# Technical Document Extraction: Study Identification Flowchart
## Overview
The image depicts a multi-stage process for identifying and screening studies from various repositories. The flowchart is divided into three primary phases: **Identification**, **Screening**, and **Included**. Each phase contains labeled boxes with numerical data and exclusion criteria.
---
## Phase 1: Identification of Studies via Repositories
### Key Components:
1. **Records Identified**
- **Sources**: Scopus, IEEE Xplore, ACM Digital Library, SpringerLink, Elsevier (ScienceDirect), PubMed, MDPI, ACL Anthology, AAAI, IJCAI, OpenReview, ArXiv.
- **Total Records**: `n = 564`
2. **Records Removed Before Screening**
- **Duplicate Records**: `n = 127`
- **Other Reasons**: `n = 7`
- **Total Removed**: `127 + 7 = 134`
---
## Phase 2: Screening
### Key Components:
1. **Records Screened**
- **Total Screened**: `n = 437`
- **Excluded by Screening (Title/Abstract)**: `n = 183`
2. **Reports Sought for Retrieval**
- **Total Retrieved**: `n = 254`
- **Not Retrieved (Unavailable)**: `n = 5`
3. **Reports Assessed for Eligibility**
- **Total Assessed**: `n = 249`
- **Excluded During Assessment**:
- **Conceptual Discussion**: `n = 12`
- **Focus Missing**: `n = 27`
- **Insufficient Detail**: `n = 33`
- **Total Excluded**: `12 + 27 + 33 = 72`
---
## Phase 3: Included Studies
- **Studies Included in Review**: `n = 177`
---
## Data Flow and Numerical Consistency
1. **Initial Records**:
- `564` (Identified) → `437` (Screened)
- **Discrepancy**: `564 - 134 (removed) = 430`, but the flowchart states `437`. This suggests a potential inconsistency in the data flow.

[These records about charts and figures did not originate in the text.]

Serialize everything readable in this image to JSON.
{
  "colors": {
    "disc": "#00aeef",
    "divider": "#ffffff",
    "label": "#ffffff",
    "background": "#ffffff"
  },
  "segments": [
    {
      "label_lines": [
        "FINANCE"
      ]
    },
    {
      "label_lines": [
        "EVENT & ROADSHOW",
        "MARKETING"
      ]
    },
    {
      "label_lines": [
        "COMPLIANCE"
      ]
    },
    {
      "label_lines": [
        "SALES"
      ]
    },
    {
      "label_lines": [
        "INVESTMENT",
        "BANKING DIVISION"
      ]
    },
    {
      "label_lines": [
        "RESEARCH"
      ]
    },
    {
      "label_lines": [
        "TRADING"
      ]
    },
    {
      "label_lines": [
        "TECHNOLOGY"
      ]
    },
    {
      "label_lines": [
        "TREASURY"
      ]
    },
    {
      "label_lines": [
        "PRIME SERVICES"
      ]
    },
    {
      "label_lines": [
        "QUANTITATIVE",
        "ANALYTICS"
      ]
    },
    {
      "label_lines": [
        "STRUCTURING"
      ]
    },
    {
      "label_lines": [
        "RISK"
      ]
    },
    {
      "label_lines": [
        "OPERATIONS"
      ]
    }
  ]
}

2. **Screening to Assessment**:
- `437` (Screened) → `254` (Retrieved) → `249` (Assessed)
- **Exclusions**: `183 (screening) + 72 (assessment) = 255`
- **Included**: `177`
---
## Legend and Spatial Grounding
- **Legend**: Not explicitly present in the image.
- **Spatial Layout**:
- **Identification Phase**: Top-left box with repository sources.
- **Screening Phase**: Central boxes with exclusion criteria.
- **Included Phase**: Bottom box with final count.
---
## Key Trends and Data Points
- **Highest Exclusion**: Duplicate records (`127`) and insufficient detail during assessment (`33`).
- **Lowest Exclusion**: Records removed for "other reasons" (`7`) and unavailable reports (`5`).
- **Final Inclusion Rate**: `177/564 ≈ 31.4%`
---
## Notes
- **Language**: All text is in English.
- **Potential Error**: Numerical inconsistency between `564 - 134 = 430` (expected screened) vs. `437` (reported screened).
- **Flowchart Structure**: Sequential arrows guide the process from identification to inclusion.
This extraction captures all textual and numerical data as presented in the image, adhering to the specified technical requirements.